Methods: We used electronic health record data from an integrated health system on a cohort of patients diagnosed with American Joint Committee on Cancer stage I-III CRC between 2008 and 2013 (N = 3,970) and monitored until recurrence or end of follow-up. We addressed missingness in recurrence outcomes and longitudinal CEA measures, and engineered CEA features using current and past biomarker values for inclusion in a risk prediction model. We used a discrete time Superlearner model to evaluate various algorithms for predicting recurrence. We evaluated the time-varying discrimination and calibration of the algorithms and assessed the role of individual predictors.

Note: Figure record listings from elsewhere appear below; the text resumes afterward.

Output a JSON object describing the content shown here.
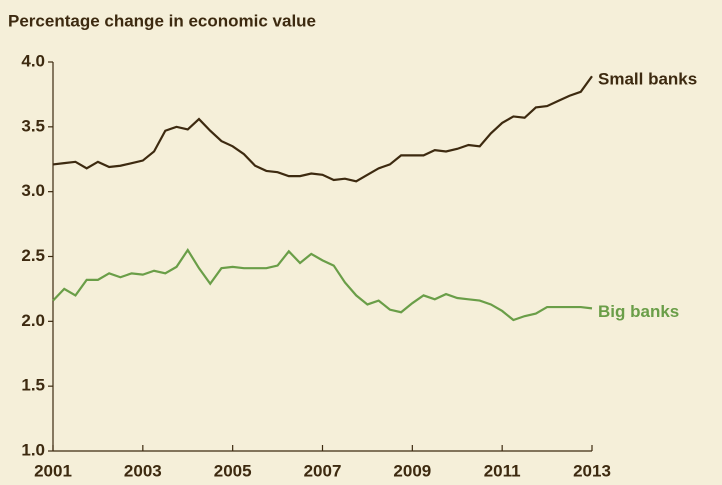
{
  "chart_data": {
    "type": "line",
    "title": "Percentage change in economic value",
    "x": [
      2001,
      2001.25,
      2001.5,
      2001.75,
      2002,
      2002.25,
      2002.5,
      2002.75,
      2003,
      2003.25,
      2003.5,
      2003.75,
      2004,
      2004.25,
      2004.5,
      2004.75,
      2005,
      2005.25,
      2005.5,
      2005.75,
      2006,
      2006.25,
      2006.5,
      2006.75,
      2007,
      2007.25,
      2007.5,
      2007.75,
      2008,
      2008.25,
      2008.5,
      2008.75,
      2009,
      2009.25,
      2009.5,
      2009.75,
      2010,
      2010.25,
      2010.5,
      2010.75,
      2011,
      2011.25,
      2011.5,
      2011.75,
      2012,
      2012.25,
      2012.5,
      2012.75,
      2013
    ],
    "series": [
      {
        "name": "Small banks",
        "color": "#3d2a10",
        "values": [
          3.21,
          3.22,
          3.23,
          3.18,
          3.23,
          3.19,
          3.2,
          3.22,
          3.24,
          3.31,
          3.47,
          3.5,
          3.48,
          3.56,
          3.47,
          3.39,
          3.35,
          3.29,
          3.2,
          3.16,
          3.15,
          3.12,
          3.12,
          3.14,
          3.13,
          3.09,
          3.1,
          3.08,
          3.13,
          3.18,
          3.21,
          3.28,
          3.28,
          3.28,
          3.32,
          3.31,
          3.33,
          3.36,
          3.35,
          3.45,
          3.53,
          3.58,
          3.57,
          3.65,
          3.66,
          3.7,
          3.74,
          3.77,
          3.89
        ]
      },
      {
        "name": "Big banks",
        "color": "#6a9e48",
        "values": [
          2.16,
          2.25,
          2.2,
          2.32,
          2.32,
          2.37,
          2.34,
          2.37,
          2.36,
          2.39,
          2.37,
          2.42,
          2.55,
          2.41,
          2.29,
          2.41,
          2.42,
          2.41,
          2.41,
          2.41,
          2.43,
          2.54,
          2.45,
          2.52,
          2.47,
          2.43,
          2.3,
          2.2,
          2.13,
          2.16,
          2.09,
          2.07,
          2.14,
          2.2,
          2.17,
          2.21,
          2.18,
          2.17,
          2.16,
          2.13,
          2.08,
          2.01,
          2.04,
          2.06,
          2.11,
          2.11,
          2.11,
          2.11,
          2.1
        ]
      }
    ],
    "xlim": [
      2001,
      2013
    ],
    "xticks": [
      2001,
      2003,
      2005,
      2007,
      2009,
      2011,
      2013
    ],
    "ylim": [
      1,
      4
    ],
    "yticks": [
      {
        "value": 1,
        "label": "1.0"
      },
      1.5,
      {
        "value": 2,
        "label": "2.0"
      },
      2.5,
      {
        "value": 3,
        "label": "3.0"
      },
      3.5,
      {
        "value": 4,
        "label": "4.0"
      }
    ],
    "grid": false
  }
}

Results: Recurrence was documented in 448 (11.3%) patients. XGBoost with depth = 1 (XGB-D1) predicted recurrence substantially better than all other algorithms at all time points, with AUC ranging from 0.87 (95% CI, 0.86 to 0.88) at 6 months to 0.94 (95% CI, 0.92 to 0.96) at 54 months. The only variable used by XGB-D1 was 6-month change in log CEA. Predicted 1-year risk of recurrence was nearly zero for patients whose log CEA did not increase in the last 6 months, between 12.2% and 34.1% for patients whose log CEA increased between 0.10 and 0.40, and 43.6% for those with a log CEA increase >0.40. Compared with XGB, penalized regression approaches (lasso, ridge, and elastic net) performed poorly, with AUCs ranging from 0.58 to 0.69.
Conclusion: A flexible, machine learning approach that incorporated longitudinal CEA information yielded a simple and high-performing model for predicting recurrence on the basis of 6-month change in log CEA.